Slowenien: In Europas Puppenstube

25 Jahre nach der Unabhängigkeit: Impressionen aus Slowenien, einem literarisch reichen Land zwischen Balkan und Brüssel.

Von Gregor Dotzauer

Dem alten Phileas Fogg zufolge nimmt eine Reise um die Welt 80 Tage in Anspruch. Die halbwegs geruhsame Durchquerung von Europa dauert heute rund zwei Wochen. Für einen Schnellkurs in Sachen kontinentaler Herrlichkeit reichen 48 Stunden Slowenien jedoch völlig aus. Von den Karawanken im Nord- bis zur Adria im Südwesten entrollen sich Wiesen und Wälder mit einem Saft und einer Pracht, dass man sich Österreich und Oberbayern schenken kann – und einiges andere dazu.

Die Julischen Alpen erreichen zwar nicht die Grandeur des Wallis, rund um den Triglav-Nationalpark geht es aber mindestens so aufgeräumt zu wie in der Schweiz. Das türkise Glitzern der Seen lässt einen gar nicht erst von schwedischen Gewässern träumen. Die Straßen von Ljubljana durchweht eine wienerische Gelassenheit, während es aus den Küchen venezianisch duftet. In den Kirchen ist man dem Vatikan ein geradezu polnisches Wohlgefallen, und ein Tupfer Kreuzberger Widerborstigkeit findet sich im autonomen, von der Zwangsräumung bedrohten Künstlerzentrum Rog.

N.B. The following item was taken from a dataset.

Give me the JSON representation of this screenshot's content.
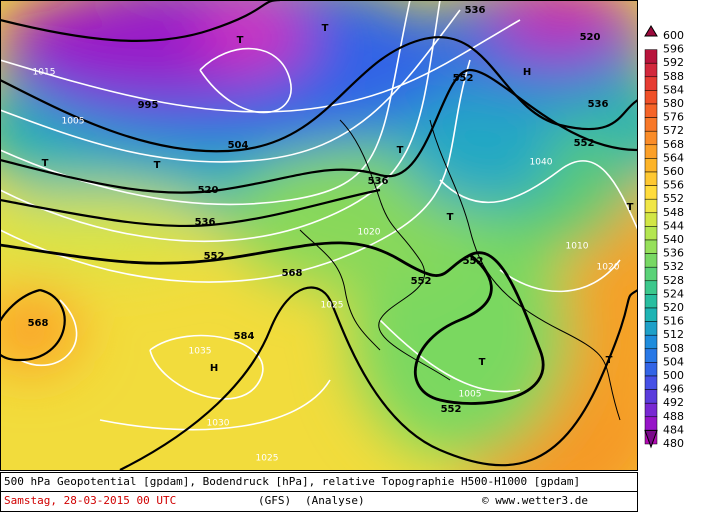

Darüber hinaus rühmen sich die zwei Millionen Slowenen der höchsten Dichterdichte auf Erden, der stattlichsten Anzahl an Olympiamedaillen pro Einwohner, der stolzesten Lipizzanerhengste und einer autochthonen Rebsorte namens Teran, die einen wunderbar süffigen Rotwein ergibt. Es ist kein Wunder, dass Japaner und Südkoreaner Slowenien als europäische Puppenstube betrachten. Das Land hat die unbalkanischste Anmutung aller exjugoslawischen Staaten - weshalb die gewaltsame Auflösung der Föderativen Republik 1991 vielleicht auch hier ihren Ausgang nahm.

Heinrich Himmler träumte von einem Wotan-Tempel in Bled

Schon Tito wusste, was er an Slowenien hatte und ließ sich von Kriegsgefangenen eine Sommerresidenz am See des Luftkurorts Bled, 50 Kilometer nordwestlich der Hauptstadt, erbauen. Zahlreiche Staatsgäste bekamen das Riesenfresko zu sehen, auf dem Slavko Pengov vom Sieg der Partisanen über die Deutschen erzählt. Auch Heinrich Himmler soll ein Auge auf Bled geworfen haben und auf der Marieninsel mit der Wallfahrtskirche einen Wotan-Tempel geplant haben.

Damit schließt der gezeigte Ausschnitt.